Кажется, он тоже улыбается и не вызывает смеха, как раньше, и не выглядит таким суровым.

Только теперь я понимаю, как дорога мне писарская и как она нужна мне. Маленькая, узкая, низкая, тесная, убогая, но моя. Я повел носом: несет. Все по-прежнему, и так все и останется. Здесь — мой оплот.

Молла Ибрагим встретил меня приветливо, дружески, но с той грустной озабоченностью в лице, какая обычно бывает на похоронах близкого родственника, смерть которого тебя не слишком задела. Рад, говорит, что я поправился и что заглянул к нему, он обо мне справлялся, наверное, мне передавали.

Да, конечно, спасибо.
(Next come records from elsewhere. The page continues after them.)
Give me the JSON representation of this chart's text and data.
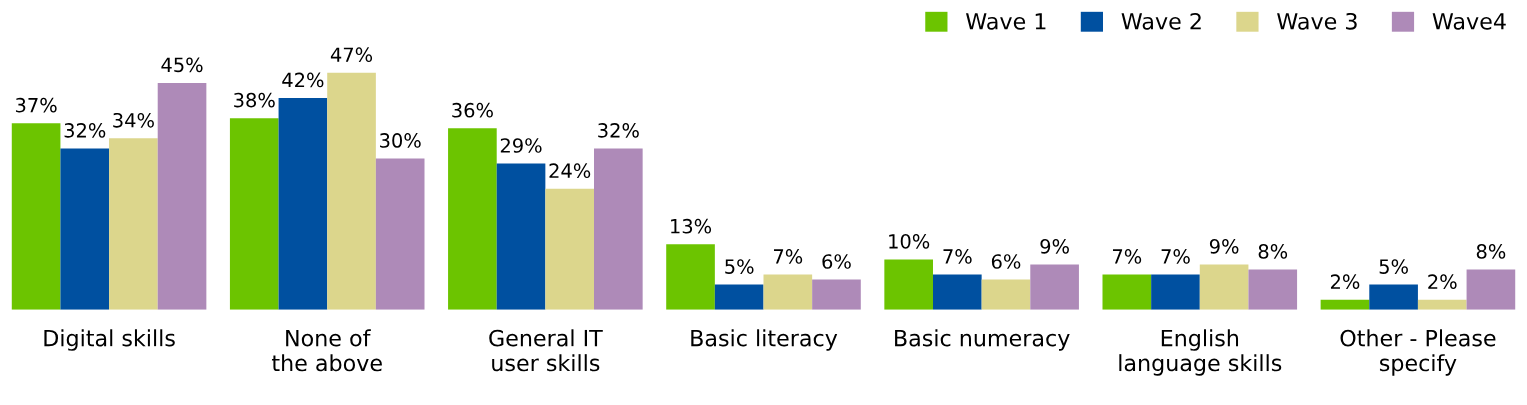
{
  "chart_data": {
    "type": "bar",
    "categories": [
      "Digital skills",
      "None of\nthe above",
      "General IT\nuser skills",
      "Basic literacy",
      "Basic numeracy",
      "English\nlanguage skills",
      "Other - Please\nspecify"
    ],
    "series": [
      {
        "name": "Wave 1",
        "color": "#6cc400",
        "values": [
          37,
          38,
          36,
          13,
          10,
          7,
          2
        ],
        "value_labels": [
          "37%",
          "38%",
          "36%",
          "13%",
          "10%",
          "7%",
          "2%"
        ]
      },
      {
        "name": "Wave 2",
        "color": "#0050a0",
        "values": [
          32,
          42,
          29,
          5,
          7,
          7,
          5
        ],
        "value_labels": [
          "32%",
          "42%",
          "29%",
          "5%",
          "7%",
          "7%",
          "5%"
        ]
      },
      {
        "name": "Wave 3",
        "color": "#dcd68c",
        "values": [
          34,
          47,
          24,
          7,
          6,
          9,
          2
        ],
        "value_labels": [
          "34%",
          "47%",
          "24%",
          "7%",
          "6%",
          "9%",
          "2%"
        ]
      },
      {
        "name": "Wave4",
        "color": "#ae8ab8",
        "values": [
          45,
          30,
          32,
          6,
          9,
          8,
          8
        ],
        "value_labels": [
          "45%",
          "30%",
          "32%",
          "6%",
          "9%",
          "8%",
          "8%"
        ]
      }
    ],
    "legend": "top right",
    "grid": false
  }
}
А в том, что произошло у хаджи Духотины, я не виноват. Пьян был, да и разозлили меня, вот и наговорил лишнего. Жалею, что так случилось, неловко и перед ним, и перед собой, и перед другими порядочными людьми.
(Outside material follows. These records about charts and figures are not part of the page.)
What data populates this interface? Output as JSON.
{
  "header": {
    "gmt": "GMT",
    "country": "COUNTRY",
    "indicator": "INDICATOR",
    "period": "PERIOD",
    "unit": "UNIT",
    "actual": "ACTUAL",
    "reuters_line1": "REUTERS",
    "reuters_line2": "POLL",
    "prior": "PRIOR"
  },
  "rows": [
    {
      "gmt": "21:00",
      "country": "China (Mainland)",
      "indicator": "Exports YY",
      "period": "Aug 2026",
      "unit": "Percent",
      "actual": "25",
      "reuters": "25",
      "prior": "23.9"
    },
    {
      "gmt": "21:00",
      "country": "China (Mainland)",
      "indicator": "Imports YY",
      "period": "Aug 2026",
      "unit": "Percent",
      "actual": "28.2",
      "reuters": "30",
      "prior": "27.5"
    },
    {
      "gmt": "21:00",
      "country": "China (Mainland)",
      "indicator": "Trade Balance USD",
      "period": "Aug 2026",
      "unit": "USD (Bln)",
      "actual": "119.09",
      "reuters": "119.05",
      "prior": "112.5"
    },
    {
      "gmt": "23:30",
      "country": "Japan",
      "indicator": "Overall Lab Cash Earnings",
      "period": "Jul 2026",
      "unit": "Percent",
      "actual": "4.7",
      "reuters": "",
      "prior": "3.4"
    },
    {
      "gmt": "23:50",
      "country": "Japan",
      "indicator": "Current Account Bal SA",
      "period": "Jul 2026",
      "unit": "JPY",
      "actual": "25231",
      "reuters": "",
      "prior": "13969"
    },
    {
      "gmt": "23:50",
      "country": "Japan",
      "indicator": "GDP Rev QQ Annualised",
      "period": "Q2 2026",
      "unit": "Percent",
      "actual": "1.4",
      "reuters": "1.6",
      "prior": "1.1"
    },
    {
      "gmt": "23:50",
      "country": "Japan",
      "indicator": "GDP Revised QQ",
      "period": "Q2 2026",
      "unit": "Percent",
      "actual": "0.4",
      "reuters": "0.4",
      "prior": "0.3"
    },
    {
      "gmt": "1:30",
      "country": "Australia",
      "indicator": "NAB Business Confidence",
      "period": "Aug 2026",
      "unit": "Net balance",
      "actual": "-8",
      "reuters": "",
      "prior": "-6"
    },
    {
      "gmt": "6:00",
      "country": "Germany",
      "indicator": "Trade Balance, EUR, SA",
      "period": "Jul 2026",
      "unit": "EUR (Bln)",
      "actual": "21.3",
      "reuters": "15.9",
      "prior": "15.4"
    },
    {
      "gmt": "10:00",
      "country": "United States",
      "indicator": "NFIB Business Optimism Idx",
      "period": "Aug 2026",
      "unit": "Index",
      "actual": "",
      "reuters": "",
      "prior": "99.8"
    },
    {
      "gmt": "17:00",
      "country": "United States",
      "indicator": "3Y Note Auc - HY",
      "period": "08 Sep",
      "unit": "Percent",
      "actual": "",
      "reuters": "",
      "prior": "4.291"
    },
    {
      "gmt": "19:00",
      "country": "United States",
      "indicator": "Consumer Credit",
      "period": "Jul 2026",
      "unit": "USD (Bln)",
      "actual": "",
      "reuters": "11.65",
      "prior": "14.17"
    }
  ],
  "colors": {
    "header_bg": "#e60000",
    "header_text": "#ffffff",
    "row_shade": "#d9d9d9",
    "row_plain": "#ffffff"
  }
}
— Что поделаешь, бывает,— грустно отзывается Молла Ибрагим.

— А у нас здесь так торжественно, словно в праздник.— Я пробую паясничать, но что-то важное и серьезное прошло медленной поступью и оставило после себя гробовую тишину.

Он не принимает шутки. Да, говорит, чуток подновили, подремонтировали, достроили. По силе возможности.

Писарская разделена теперь дощатой перегородкой. Заглядываю за перегородку: два безусых юнца смотрят на меня с напускным смущением и страхом.

— Пришлось взять,— говорит Молла Ибрагим.— Работы много.

— Неужто так много?

— Много, слава богу.

Я смеюсь, повторяю его слова:

— Больше бед — барышей больше!

— Да, такие дела.

— А я? Где я буду сидеть?

Он замигал своими маленькими глазками, проглотил слюну, обхватил руками узкую грудь, словно она у него вдруг заболела.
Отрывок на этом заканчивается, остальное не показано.